In everyday life, acting virtuously means such boring things as being kind, honest and dutiful. For moral prodigies, such pedestrian examples are beneath notice. Rousseau, “drunk with virtue” as he put it in his “Confessions,” nonetheless shipped off to a foundlings home all five of the children he had with his semi-literate mistress. She protested, but Rousseau cared not for he had “never felt the least glimmering of love for her.”

Robespierre floated aloft upon a similarly callous intoxication. The Republic, he said, was founded on “virtue and its emanation, terror.” Hence the work of the Committee of Public Safety, whose chief handmaiden was the guillotine and whose activities depended critically on anonymous reports about those whose commitment to virtue was less than wholehearted.

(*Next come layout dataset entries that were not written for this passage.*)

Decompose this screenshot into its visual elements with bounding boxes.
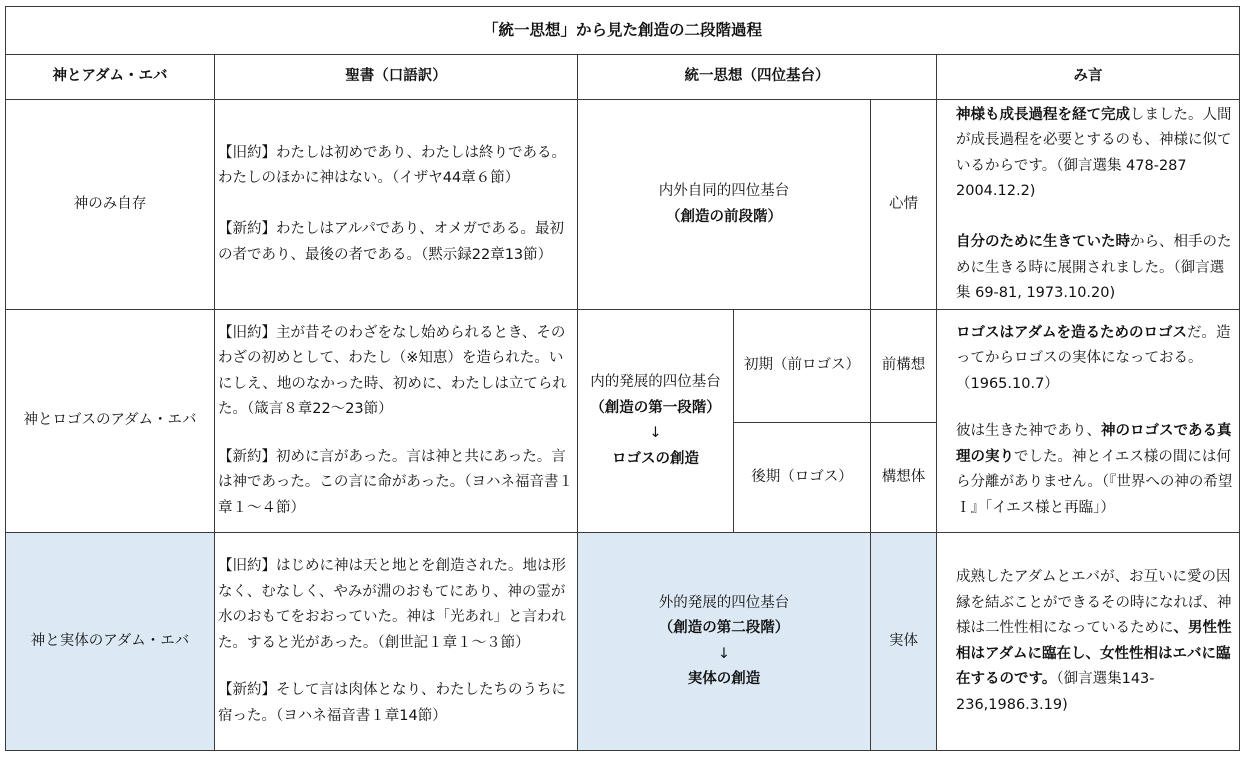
creation-result: ロゴスの創造 [612, 450, 699, 467]
bible-new-testament: 【新約】初めに言があった。言は神と共にあった。言は神であった。この言に命があった。（ヨハネ福音書１章１～４節） [218, 448, 573, 516]
thought-cell [578, 100, 871, 310]
words-paragraph: ロゴスはアダムを造るためのロゴスだ。造ってからロゴスの実体になっておる。（1965.10.7） [956, 324, 1231, 392]
stage-label: （創造の第一段階） [590, 399, 721, 416]
thought-cell [578, 310, 734, 533]
words-bold: 神のロゴスである真理の実り [956, 423, 1232, 465]
bible-old-testament: 【旧約】わたしは初めであり、わたしは終りである。わたしのほかに神はない。（イザヤ44章６節） [218, 144, 566, 187]
bible-old-testament: 【旧約】主が昔そのわざをなし始められるとき、そのわざの初めとして、わたし（※知恵）を造られた。いにしえ、地のなかった時、初めに、わたしは立てられた。（箴言８章22～23節） [218, 324, 567, 418]
words-paragraph: 成熟したアダムとエバが、お互いに愛の因縁を結ぶことができるその時になれば、神様は二性性相になっているために、男性性相はアダムに臨在し、女性性相はエバに臨在するのです。（御言選集143-236,1986.3.19) [956, 569, 1232, 713]
table-title: 「統一思想」から見た創造の二段階過程 [6, 7, 1240, 55]
down-arrow: ↓ [649, 425, 662, 441]
header-unification-thought: 統一思想（四位基台） [578, 55, 937, 100]
title-row [6, 7, 1240, 55]
bible-new-testament: 【新約】そして言は肉体となり、わたしたちのうちに宿った。（ヨハネ福音書１章14節） [218, 682, 566, 724]
foundation-name: 内的発展的四位基台 [590, 374, 721, 390]
subject-cell: 神とロゴスのアダム・エバ [6, 310, 215, 533]
element-cell: 構想体 [871, 423, 937, 533]
phase-cell: 後期（ロゴス） [734, 423, 871, 533]
stage-label: （創造の前段階） [666, 208, 782, 225]
words-bold: 自分のために生きていた時 [956, 234, 1130, 250]
words-paragraph: 神様も成長過程を経て完成しました。人間が成長過程を必要とするのも、神様に似ているからです。（御言選集 478-287 2004.12.2) [956, 106, 1232, 199]
words-cell [937, 533, 1240, 751]
header-subject: 神とアダム・エバ [6, 55, 215, 100]
words-cell [937, 100, 1240, 310]
words-paragraph: 自分のために生きていた時から、相手のために生きる時に展開されました。（御言選集 69-81, 1973.10.20) [956, 234, 1232, 301]
subject-cell: 神と実体のアダム・エバ [6, 533, 215, 751]
down-arrow: ↓ [717, 645, 731, 662]
words-paragraph: 彼は生きた神であり、神のロゴスである真理の実りでした。神とイエス様の間には何ら分離がありません。（『世界への神の希望Ｉ』「イエス様と再臨」） [956, 423, 1233, 516]
creation-stages-table [5, 6, 1240, 751]
foundation-name: 内外自同的四位基台 [658, 183, 790, 199]
element-cell: 心情 [871, 100, 937, 310]
bible-new-testament: 【新約】わたしはアルパであり、オメガである。最初の者であり、最後の者である。（黙示録22章13節） [218, 221, 564, 263]
creation-result: 実体の創造 [687, 671, 761, 687]
table-row [6, 100, 1240, 310]
bible-old-testament: 【旧約】はじめに神は天と地とを創造された。地は形なく、むなしく、やみが淵のおもてにあり、神の霊が水のおもてをおおっていた。神は「光あれ」と言われた。すると光があった。（創世記１章１～３節） [218, 558, 566, 651]
subject-cell: 神のみ自存 [6, 100, 215, 310]
words-bold: ロゴスはアダムを造るためのロゴス [956, 324, 1187, 341]
element-cell: 前構想 [871, 310, 937, 423]
header-row [6, 55, 1240, 100]
words-bold: 神様も成長過程を経て完成 [956, 106, 1130, 123]
bible-cell [215, 100, 578, 310]
header-bible: 聖書（口語訳） [215, 55, 578, 100]
header-words: み言 [937, 55, 1240, 100]
bible-cell [215, 310, 578, 533]
bible-cell [215, 533, 578, 751]
words-bold: 、男性性相はアダムに臨在し、女性性相はエバに臨在するのです。 [956, 620, 1232, 687]
table-row [6, 533, 1240, 751]
element-cell: 実体 [871, 533, 937, 751]
foundation-name: 外的発展的四位基台 [658, 594, 790, 611]
table-row [6, 310, 1240, 423]
words-cell [937, 310, 1240, 533]
thought-cell [578, 533, 871, 751]
phase-cell: 初期（前ロゴス） [734, 310, 871, 423]
stage-label: （創造の第二段階） [658, 620, 790, 636]
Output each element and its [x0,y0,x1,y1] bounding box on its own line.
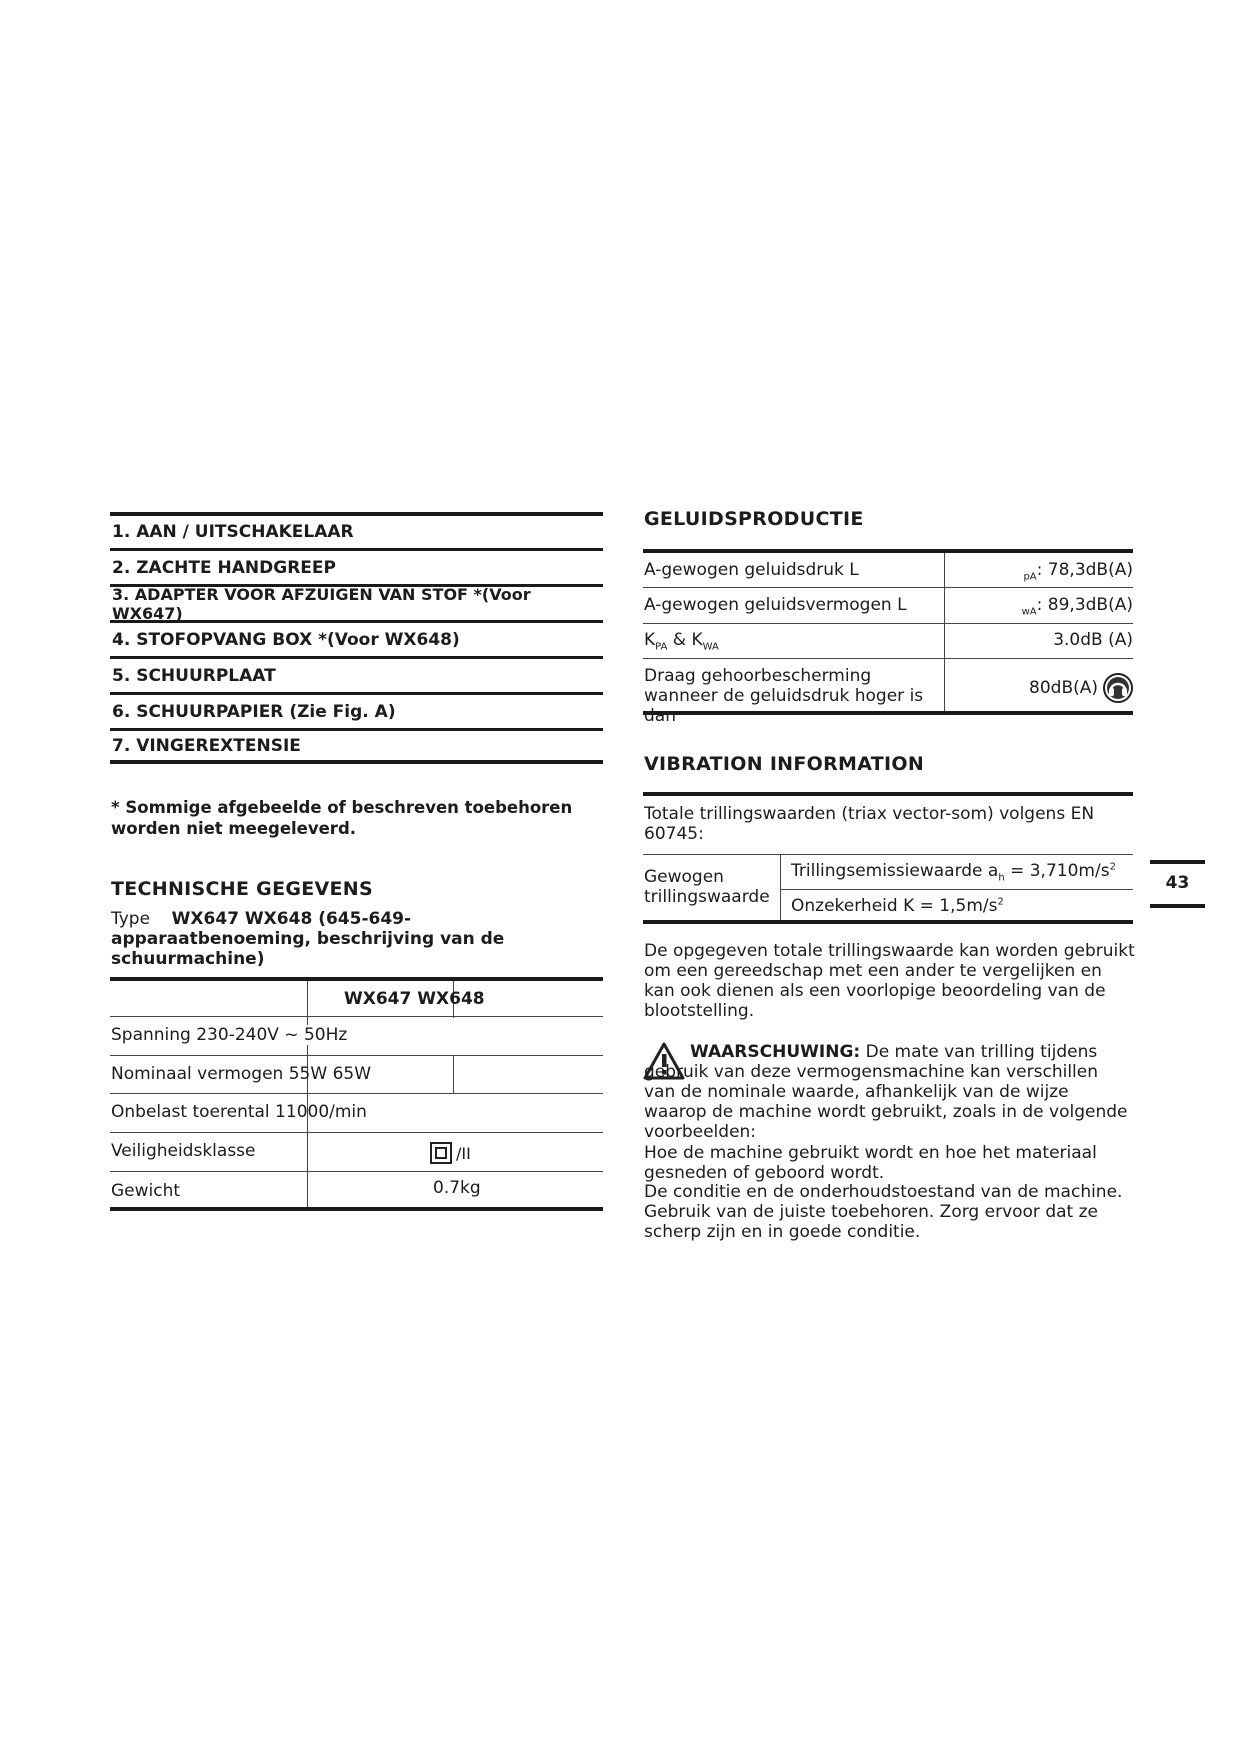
sound-k-label [644,630,719,652]
tech-power: Nominaal vermogen 55W 65W [111,1064,372,1084]
sound-pressure-sub: pA [1023,571,1037,583]
tech-table [110,977,603,1211]
sound-row-power [643,587,1133,623]
tech-weight-value: 0.7kg [433,1178,481,1198]
sound-power-value-wrap [1022,595,1133,617]
footnote: * Sommige afgebeelde of beschreven toebehoren worden niet meegeleverd. [111,798,573,838]
ear-protection-icon [1103,673,1133,703]
part-item-1: 1. AAN / UITSCHAKELAAR [110,512,603,548]
vibration-emission-pre: Trillingsemissiewaarde a [791,861,999,881]
tech-row-safety [110,1132,603,1171]
warning-title: WAARSCHUWING: [690,1042,861,1062]
sound-row-pressure [643,549,1133,587]
sound-protection-value-wrap [1029,673,1133,703]
parts-list [110,512,603,764]
sound-row-protection [643,658,1133,726]
vibration-para3: De conditie en de onderhoudstoestand van de machine. Gebruik van de juiste toebehoren. Zorg ervoor dat ze scherp zijn en in goede conditie. [644,1182,1123,1242]
tech-safety-label: Veiligheidsklasse [111,1141,256,1161]
vibration-title: VIBRATION INFORMATION [644,753,925,775]
part-item-2: 2. ZACHTE HANDGREEP [110,548,603,584]
tech-header: WX647 WX648 [344,989,485,1009]
sound-pressure-value: : 78,3dB(A) [1036,560,1133,580]
tech-safety-value-wrap [430,1142,471,1164]
vibration-uncertainty-sup: 2 [997,896,1004,908]
sound-table [643,549,1133,726]
part-item-6: 6. SCHUURPAPIER (Zie Fig. A) [110,692,603,728]
vibration-table [643,854,1133,924]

Yale, though sitting on a tax-exempt endowment of $24 billion, does not have the guillotine. But like many institutions entrusted with educating America’s future leaders, it is hard at work undermining due process and fostering an atmosphere of anonymous accusation. In a campus-wide email this spring, Stephanie Spangler, a Yale professor of obstetrics and gynecology as well as “University Title IX Coordinator,” discussed the school’s plans to launch “on-line tools for reporting sexual misconduct anonymously.”

The right of due process and the right to face one’s accuser have been hallowed guarantors of liberty since the Roman Republic. They are enshrined in the U.S. Constitution. But those who are infatuated with their own virtue find it easy to dispense with such unwieldy constraints.

I suspect that Mr. Salovey believes he will be able to pacify the professional grievance-mongers on his campus by bribes and capitulations. He should remember what an earlier cultural provocateur, the Yippie leader Jerry Rubin, said: “Satisfy our demands, and we’ve got twelve more. The more demands you satisfy, the more we’ve got.”

The Committee of Public Safety came into being in April 1793. On July 28, 1794, Robespierre, the man who oversaw the murder of so many, was himself guillotined. Thus do revolutions consume their abettors.

Mr. Kimball is editor and publisher of the New Criterion and president and publisher of Encounter Books.